Author: Nick Cameron (Database Engineer at PingCAP)
Editor: Caitin Chen
TiDB is an open-source, distributed SQL database that supports Hybrid Transactional/Analytical Processing (HTAP) workloads. In TiDB 4.0, we’ve extended the transaction system to handle large transactions. Previously, TiDB limited the number of reads and writes in a transaction. In version 4.0, there is a much larger size limit on transactions (10 GB). In this blog post, I’ll describe how we implemented support for large transactions. This post won’t explain TiDB’s transactions, I’ll have a post about that at some point.
Large transactions caused problems for a few reasons: they take up a lot of memory in TiDB, they keep locks on many keys for a long time, which blocks other transactions from making progress, and they can exceed their time-to-live (TTL) and be rolled-back even though they are still working.
To deal with the memory issues, we have made changes to our in-memory buffers in TiDB, I don’t do much work with TiDB, so I’m afraid I can’t go into detail.

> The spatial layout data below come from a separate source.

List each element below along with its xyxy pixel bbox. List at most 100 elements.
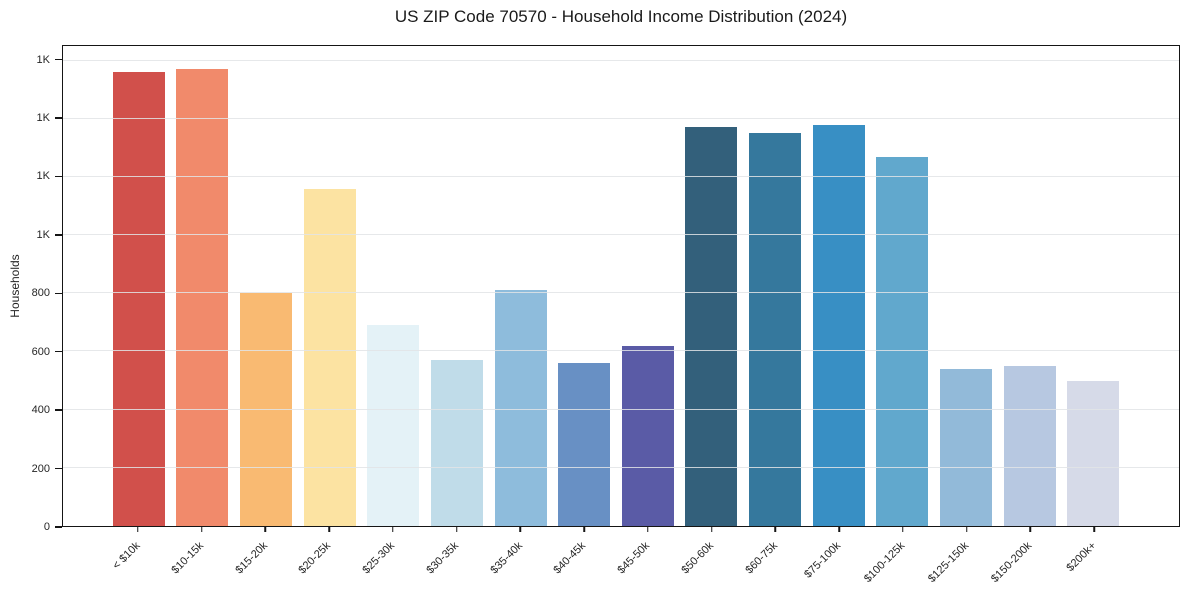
bars-layer	[63, 46, 1179, 526]
y-tick-label-200: 200	[31, 462, 50, 475]
y-tick-mark-1200	[55, 175, 62, 178]
bar-35-40k	[494, 290, 547, 526]
x-slot-1: $10-15k	[169, 527, 234, 589]
bar-slot-0	[107, 46, 171, 526]
y-tick-mark-400	[55, 409, 62, 411]
x-axis: < $10k $10-15k $15-20k $20-25k $25-30k $30-35…	[62, 527, 1180, 589]
bar-slot-14	[998, 46, 1062, 526]
x-slot-15: $200k+	[1062, 527, 1126, 589]
x-tick-mark-1	[200, 527, 203, 532]
bar-slot-13	[934, 46, 998, 526]
bar-100-125k	[876, 156, 929, 526]
x-slot-0: < $10k	[106, 527, 170, 589]
x-tick-mark-7	[583, 527, 585, 532]
x-tick-mark-8	[647, 527, 649, 532]
y-tick-mark-200	[55, 467, 62, 470]
bar-slot-9	[680, 46, 744, 526]
bar-40-45k	[558, 363, 611, 526]
x-tick-mark-13	[965, 527, 968, 532]
bar-25-30k	[367, 325, 420, 526]
x-tick-label-2: $15-20k	[233, 539, 270, 577]
bar-slot-5	[425, 46, 489, 526]
x-slot-10: $60-75k	[743, 527, 808, 589]
bar-slot-4	[362, 46, 426, 526]
x-tick-label-5: $30-35k	[424, 539, 461, 577]
x-slot-12: $100-125k	[862, 527, 935, 589]
plot-area	[62, 45, 1180, 527]
x-tick-mark-2	[264, 527, 267, 532]
y-tick-mark-1000	[55, 234, 62, 236]
x-tick-mark-10	[774, 527, 777, 532]
bar-slot-12	[871, 46, 935, 526]
y-tick-label-0: 0	[43, 521, 50, 533]
x-tick-label-8: $45-50k	[615, 539, 653, 577]
x-tick-label-1: $10-15k	[169, 539, 206, 577]
y-tick-mark-800	[55, 292, 62, 295]
x-tick-mark-0	[137, 527, 139, 532]
x-slot-14: $150-200k	[989, 527, 1063, 589]
bar-slot-8	[616, 46, 680, 526]
bar-15-20k	[240, 293, 293, 526]
x-tick-mark-14	[1029, 527, 1032, 532]
bar-20-25k	[303, 188, 356, 526]
y-tick-label-1200: 1K	[36, 170, 50, 183]
x-tick-label-10: $60-75k	[743, 539, 780, 577]
bar-45-50k	[621, 345, 674, 526]
x-tick-label-3: $20-25k	[296, 539, 334, 577]
x-tick-label-15: $200k+	[1064, 539, 1099, 574]
x-slot-4: $25-30k	[361, 527, 425, 589]
bar-slot-11	[807, 46, 871, 526]
x-slot-7: $40-45k	[552, 527, 616, 589]
x-tick-mark-11	[838, 527, 840, 532]
y-tick-label-400: 400	[31, 404, 50, 417]
y-tick-label-1600: 1K	[36, 53, 50, 66]
bar-slot-3	[298, 46, 362, 526]
x-slot-9: $50-60k	[679, 527, 744, 589]
x-tick-label-0: < $10k	[110, 539, 143, 572]
x-tick-label-4: $25-30k	[360, 539, 398, 577]
bar-slot-2	[234, 46, 298, 526]
x-slot-8: $45-50k	[616, 527, 680, 589]
x-slot-2: $15-20k	[233, 527, 298, 589]
x-tick-mark-3	[328, 527, 330, 532]
y-tick-mark-1600	[55, 58, 62, 61]
y-tick-mark-1400	[55, 117, 62, 119]
x-tick-mark-15	[1093, 527, 1095, 532]
bar-50-60k	[685, 127, 738, 526]
x-tick-mark-12	[902, 527, 904, 532]
y-tick-label-800: 800	[31, 287, 50, 300]
bar-125-150k	[939, 368, 992, 526]
bar-slot-6	[489, 46, 553, 526]
bar-30-35k	[430, 360, 483, 526]
bar-10-15k	[176, 69, 229, 526]
bar-slot-10	[743, 46, 807, 526]
x-slot-3: $20-25k	[297, 527, 361, 589]
bar-150-200k	[1003, 366, 1056, 526]
x-tick-mark-4	[392, 527, 394, 532]
bar-75-100k	[812, 124, 865, 526]
x-tick-label-6: $35-40k	[488, 539, 525, 577]
y-tick-label-1400: 1K	[36, 112, 50, 125]
x-slot-13: $125-150k	[926, 527, 999, 589]
bar-60-75k	[749, 133, 802, 526]
x-slot-5: $30-35k	[424, 527, 489, 589]
bar-10k	[112, 72, 165, 526]
bar-slot-1	[171, 46, 235, 526]
x-tick-label-7: $40-45k	[551, 539, 589, 577]
x-tick-label-11: $75-100k	[802, 539, 844, 581]
x-slot-6: $35-40k	[488, 527, 553, 589]
y-tick-label-1000: 1K	[36, 228, 50, 241]
bar-200k+	[1067, 380, 1120, 526]
bar-slot-7	[552, 46, 616, 526]
x-tick-mark-6	[519, 527, 522, 532]
x-tick-mark-9	[710, 527, 713, 532]
x-tick-mark-5	[455, 527, 458, 532]
x-tick-label-9: $50-60k	[679, 539, 716, 577]
x-slot-11: $75-100k	[802, 527, 871, 589]
y-tick-mark-600	[55, 350, 62, 353]
chart-title: US ZIP Code 70570 - Household Income Dis…	[394, 7, 848, 26]
y-tick-mark-0	[55, 526, 62, 528]
y-tick-label-600: 600	[31, 345, 50, 358]
bar-slot-15	[1061, 46, 1125, 526]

Solving the issue with transactions timing out is fairly straightforward: the TTL is stored with the primary lock in TiKV, the storage engine for TiDB. (Each lock in a transaction has a reference to the primary). TiDB can send a heartbeat message to TiKV to extend the TTL and keep the transaction alive if necessary.
For the problem of blocking other transactions, we must introduce a new concept – the min_commit_ts
, which is the minimum time at which the transaction can be committed. We start a transaction with min_commit_ts = start_ts + 1
. When a transaction is committed, if the commit_ts
is smaller than the min_commit_ts
, then an error is triggered and sent to TiDB. TiDB can then retry committing with a later timestamp.
The clever part happens when another transaction (let’s call it txn B) is blocked from reading by the large transaction (txn A). In this case, rather than txn B being blocked, it will update the min_commit_ts
of txn A’s lock, setting it to the start_ts
of txn B + 1
. (We can’t do this for writes, but that is not too bad since we would always expect writes from one transaction to block writes from another). This is a CheckTxnStatus
request, but TiKV adds it to its work queue, directly rather than sending it. The min_commit_ts
can also be updated by TiDB sending an explicit CheckTxnStatus
request.
The addition of min_commit_ts
maintains our snapshot isolation property. For an intuition why, imagine that txn B came after txn A was committed. If txn B’s start_ts
is less than txn A
‘s commit_ts
, we would read the old value (i.e., pre-txn A). By adding the min_commit_ts
to txn A and keeping it up to date, we are guaranteeing in advance that txn A will not be committed until after txn B’s start_ts
, i.e., that reading the old value is valid for txn B.